Learning to love through the loneliness
Christian loneliness is a kind of suffering, and no life is ever immune to suffering. Women, perhaps due to their maternal nature, are more strongly drawn to others, to community. Women tend relationships carefully, like prized garden plants. And gardening is hard, and some of us sorely lack green thumbs. Relationships are weighty, hard-earned things, so weighty that we can be tempted to cling to them at all costs.
But sometimes choosing God and His ways means choosing against other relationships. It may mean walking away from inappropriate relationships, just as Dorothy Day had to choose between her common law husband and the Church. Discipleship may mean losing the friendship of a person who disapproves of your insistence on being obedient to the Lord and all that implies.
The duties and circumstances of a life of obedience often pull you out of your social circles. Every mother of young children has experienced the isolation that accompanies a life caught up in caring for their little ones. Every mother of adult children experiences the loneliness of her children leaving home; every widow the loneliness of losing her spouse.
A life spent loving Jesus, striving to trust Him completely and to follow Him wherever that might be, will cross paths with loneliness. Loneliness is one of the messy by-products of a life of love, life in Christ. But love of others and of God is also the balm which soothes the pain of loneliness.

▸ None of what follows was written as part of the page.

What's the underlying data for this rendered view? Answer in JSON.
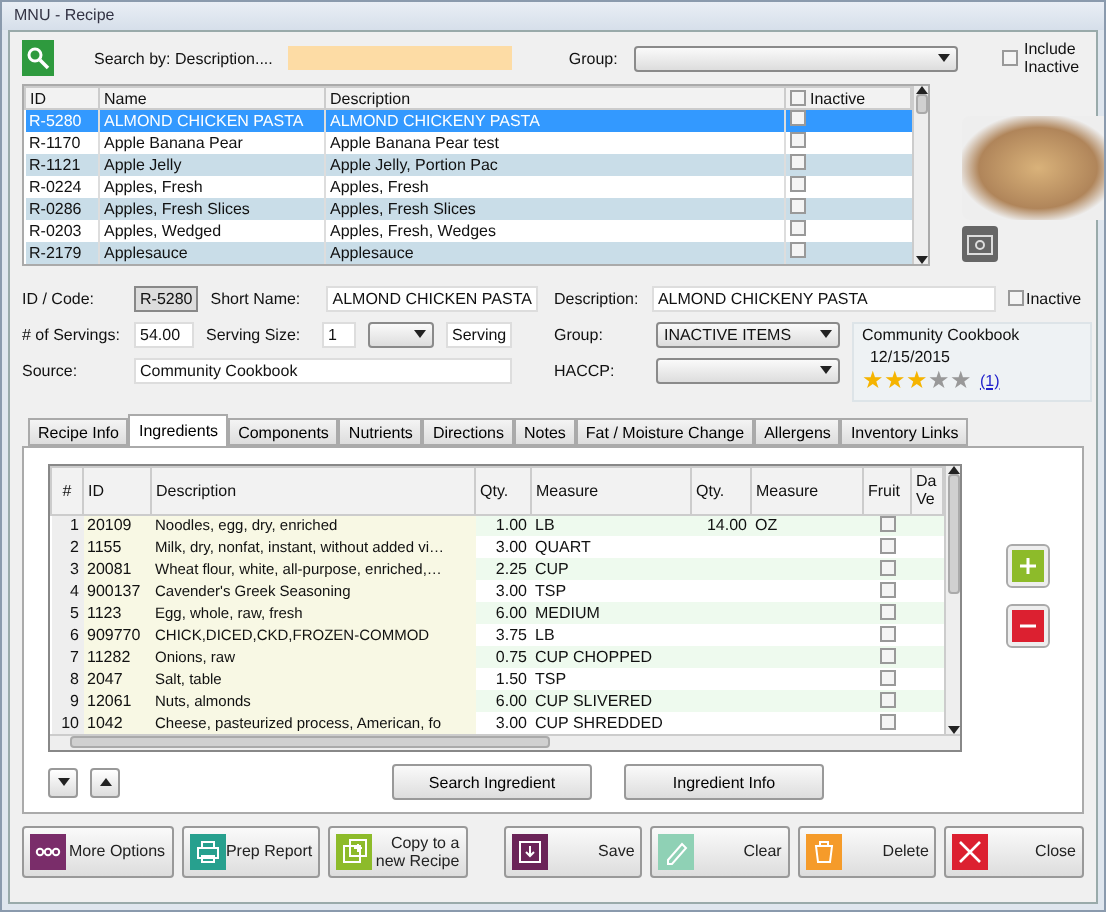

Dorothy explains her choice of title thus:
Tamar [her only child] is partly responsible for the title of this book in that when I was beginning it she was writing me about how alone a mother of young children always is. I had also just heard from an elderly woman who had lived a long and full life, and she too spoke of her loneliness. I thought again, ‘The only answer in this life, to the loneliness we are all bound to feel, is community. The living together, working together, sharing together, loving God and loving our brother, and living close to him in community so we can show our love for Him.’ (The Long Loneliness, p.243; HarperCollins; 1997 reprint)

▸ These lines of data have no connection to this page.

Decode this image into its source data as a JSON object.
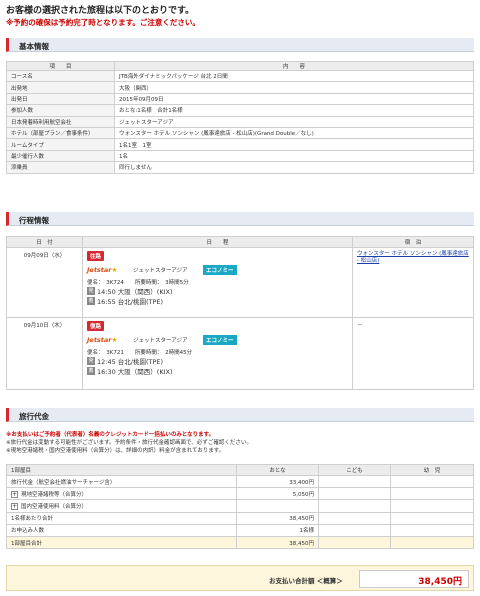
{
  "header": {
    "line1": "お客様の選択された旅程は以下のとおりです。",
    "line2": "※予約の確保は予約完了時となります。ご注意ください。"
  },
  "basic": {
    "title": "基本情報",
    "col_item": "項　　目",
    "col_content": "内　　容",
    "rows": [
      {
        "label": "コース名",
        "value": "JTB海外ダイナミックパッケージ 台北 2日間"
      },
      {
        "label": "出発地",
        "value": "大阪（関西）"
      },
      {
        "label": "出発日",
        "value": "2015年09月09日"
      },
      {
        "label": "参加人数",
        "value": "おとな:1名様　合計1名様"
      },
      {
        "label": "日本発着時利用航空会社",
        "value": "ジェットスターアジア"
      },
      {
        "label": "ホテル（部屋プラン／食事条件）",
        "value": "ウォンスター ホテル ソンシャン (鳳事達旅店 - 松山店)(Grand Double／なし)"
      },
      {
        "label": "ルームタイプ",
        "value": "1名1室　1室"
      },
      {
        "label": "最少催行人数",
        "value": "1名"
      },
      {
        "label": "添乗員",
        "value": "同行しません"
      }
    ]
  },
  "itinerary": {
    "title": "行程情報",
    "col_date": "日　付",
    "col_schedule": "日　　程",
    "col_stay": "宿　泊",
    "days": [
      {
        "date": "09月09日（水）",
        "badge": "往路",
        "airline_logo": "Jetstar",
        "airline_name": "ジェットスターアジア",
        "cabin": "エコノミー",
        "flight": "便名：　3K724　　所要時間：　3時間5分",
        "dep_icon": "発",
        "dep": "14:50 大阪（関西）(KIX)",
        "arr_icon": "着",
        "arr": "16:55 台北/桃園(TPE)",
        "stay": "ウォンスター ホテル ソンシャン (鳳事達旅店 - 松山店)"
      },
      {
        "date": "09月10日（木）",
        "badge": "復路",
        "airline_logo": "Jetstar",
        "airline_name": "ジェットスターアジア",
        "cabin": "エコノミー",
        "flight": "便名：　3K721　　所要時間：　2時間45分",
        "dep_icon": "発",
        "dep": "12:45 台北/桃園(TPE)",
        "arr_icon": "着",
        "arr": "16:30 大阪（関西）(KIX)",
        "stay": "－"
      }
    ]
  },
  "fare": {
    "title": "旅行代金",
    "note1": "※お支払いはご予約者（代表者）名義のクレジットカード一括払いのみとなります。",
    "note2": "※旅行代金は変動する可能性がございます。予約条件・旅行代金確認画面で、必ずご確認ください。",
    "note3": "※現地空港諸税・国内空港使用料（合算分）は、詳細の内訳）料金が含まれております。",
    "col_category": "1部屋目",
    "col_adult": "おとな",
    "col_child": "こども",
    "col_infant": "幼　児",
    "rows": [
      {
        "label": "旅行代金（航空会社燃油サーチャージ含）",
        "adult": "33,400円",
        "expand": false
      },
      {
        "label": "現地空港諸税等（合算分）",
        "adult": "5,050円",
        "expand": true
      },
      {
        "label": "国内空港使用料（合算分）",
        "adult": "",
        "expand": true
      },
      {
        "label": "1名様あたり合計",
        "adult": "38,450円",
        "expand": false
      },
      {
        "label": "お申込み人数",
        "adult": "1名様",
        "expand": false
      },
      {
        "label": "1部屋目合計",
        "adult": "38,450円",
        "expand": false
      }
    ],
    "pay_label": "お支払い合計額 ＜概算＞",
    "pay_total": "38,450円"
  }
}
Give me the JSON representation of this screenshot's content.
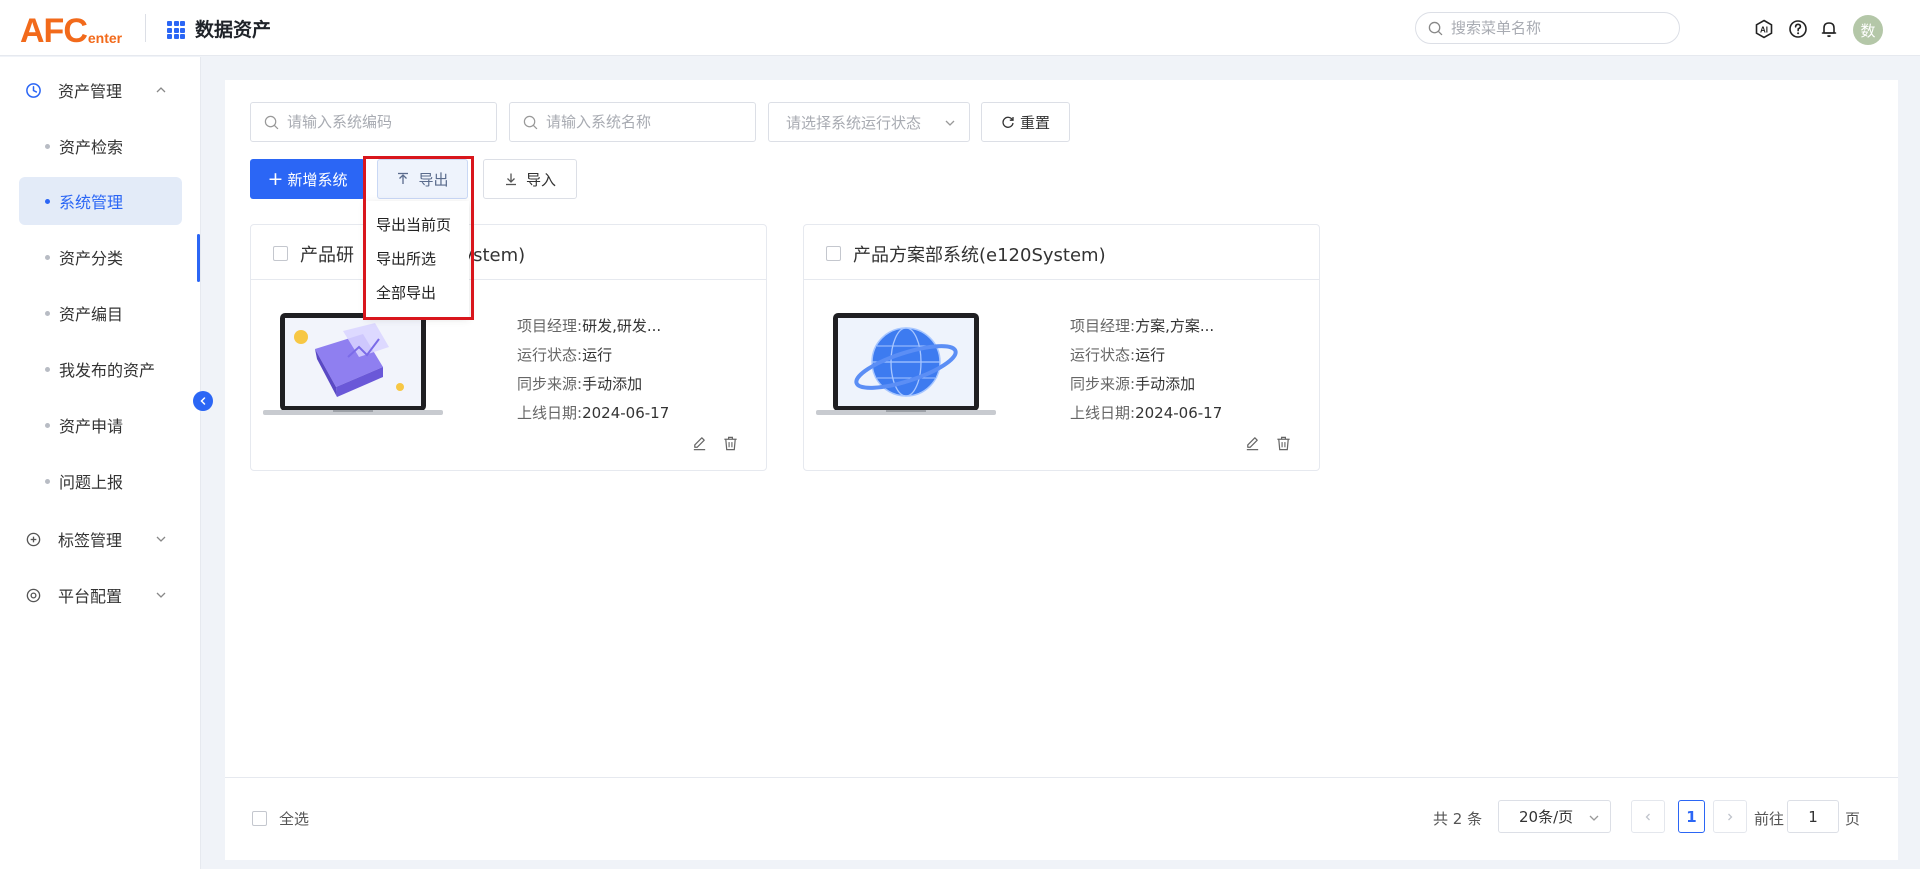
{
  "header": {
    "logo_main": "AFC",
    "logo_sub": "enter",
    "app_title": "数据资产",
    "search_placeholder": "搜索菜单名称",
    "avatar_text": "数"
  },
  "sidebar": {
    "groups": [
      {
        "label": "资产管理",
        "icon": "clock-icon",
        "expanded": true
      },
      {
        "label": "标签管理",
        "icon": "plus-circle-icon",
        "expanded": false
      },
      {
        "label": "平台配置",
        "icon": "settings-icon",
        "expanded": false
      }
    ],
    "items": [
      {
        "label": "资产检索"
      },
      {
        "label": "系统管理",
        "selected": true
      },
      {
        "label": "资产分类"
      },
      {
        "label": "资产编目"
      },
      {
        "label": "我发布的资产"
      },
      {
        "label": "资产申请"
      },
      {
        "label": "问题上报"
      }
    ]
  },
  "filters": {
    "code_placeholder": "请输入系统编码",
    "name_placeholder": "请输入系统名称",
    "status_placeholder": "请选择系统运行状态",
    "reset_label": "重置"
  },
  "toolbar": {
    "add_label": "新增系统",
    "export_label": "导出",
    "import_label": "导入"
  },
  "export_menu": {
    "items": [
      "导出当前页",
      "导出所选",
      "全部导出"
    ]
  },
  "cards": [
    {
      "title": "产品研",
      "title_tail": "System)",
      "manager_key": "项目经理:",
      "manager_val": "研发,研发...",
      "status_key": "运行状态:",
      "status_val": "运行",
      "source_key": "同步来源:",
      "source_val": "手动添加",
      "date_key": "上线日期:",
      "date_val": "2024-06-17"
    },
    {
      "title": "产品方案部系统(e120System)",
      "manager_key": "项目经理:",
      "manager_val": "方案,方案...",
      "status_key": "运行状态:",
      "status_val": "运行",
      "source_key": "同步来源:",
      "source_val": "手动添加",
      "date_key": "上线日期:",
      "date_val": "2024-06-17"
    }
  ],
  "footer": {
    "select_all": "全选",
    "total": "共 2 条",
    "page_size": "20条/页",
    "current_page": "1",
    "goto_prefix": "前往",
    "goto_value": "1",
    "goto_suffix": "页"
  },
  "colors": {
    "primary": "#2b66f5",
    "brand_orange": "#f26a1b",
    "highlight_red": "#d9161c"
  }
}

In the postscript, where Dorothy reflects back on the serendipitous twists and turns of her remarkable life she reflects:
[T]he final word is love. At times is has been, in the words of Father Zossima, a harsh and dreadful thing, and our very faith in love has been tried through fire.

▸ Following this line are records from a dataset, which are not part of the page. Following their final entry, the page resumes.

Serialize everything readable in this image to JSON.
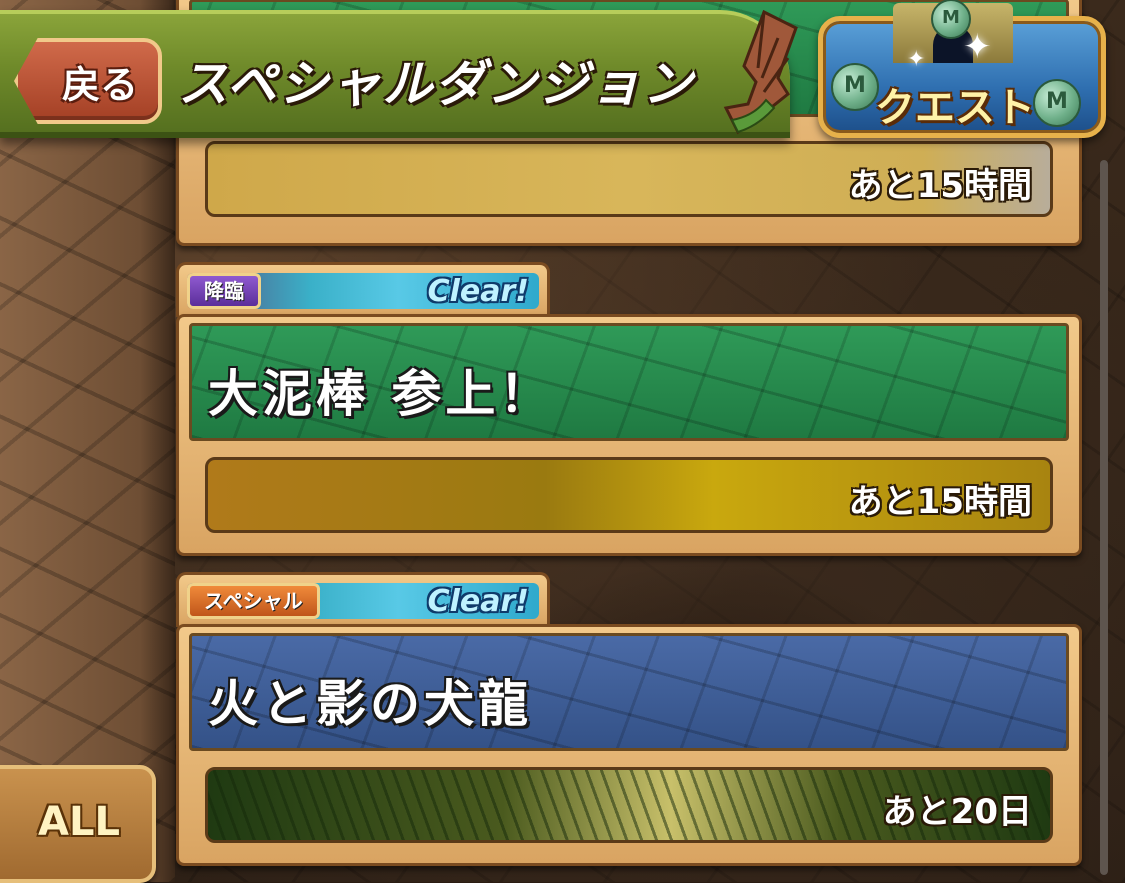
{
  "header": {
    "back_label": "戻る",
    "title": "スペシャルダンジョン",
    "quest_label": "クエスト"
  },
  "dungeons": [
    {
      "time_left": "あと15時間"
    },
    {
      "badge": "降臨",
      "status": "Clear!",
      "name": "大泥棒 参上！",
      "time_left": "あと15時間"
    },
    {
      "badge": "スペシャル",
      "status": "Clear!",
      "name": "火と影の犬龍",
      "time_left": "あと20日"
    }
  ],
  "filter": {
    "all_label": "ALL"
  },
  "colors": {
    "header_green": "#6f8a2a",
    "card_frame": "#d9a462",
    "banner_green": "#1f7a42",
    "banner_blue": "#345288",
    "clear_cyan": "#58c9e6"
  }
}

We cannot love God unless we love each other, and to love we must know each other. We know Him in the breaking of bread, and we know each other in the breaking of bread, and we are not alone any more. Heaven is a banquet and life is a banquet, too, even with a crust, where there is companionship.
We have all known the long loneliness and we have learned that the only solution is love and that love comes with community. (The Long Loneliness, p. 285-6; HarperCollins; 1997 reprint)
Dorothy Day spoke of a different kind of loneliness than the one I had described all those years ago. Hers was not the empty loneliness of the prodigal son still lost, but the resolved loneliness that one comes to accept in this unharmonious, imperfect world. It is the loneliness of longing for the love that is God, the loneliness that follows saying ‘no’ to the easy path so you can say ‘yes’ to the good one. It is the loneliness of homesick exiles, the loneliness of immortal souls sojourning in a mortal world. It is a loneliness that draws love out of yourself and into the other; a loneliness that bridges humanity.
It is a loneliness I can live with because it is not an end in itself; it is merely a reminder of our true, great end: life eternal in Him, in Whom we will never want for love, in Whom we will never be alone.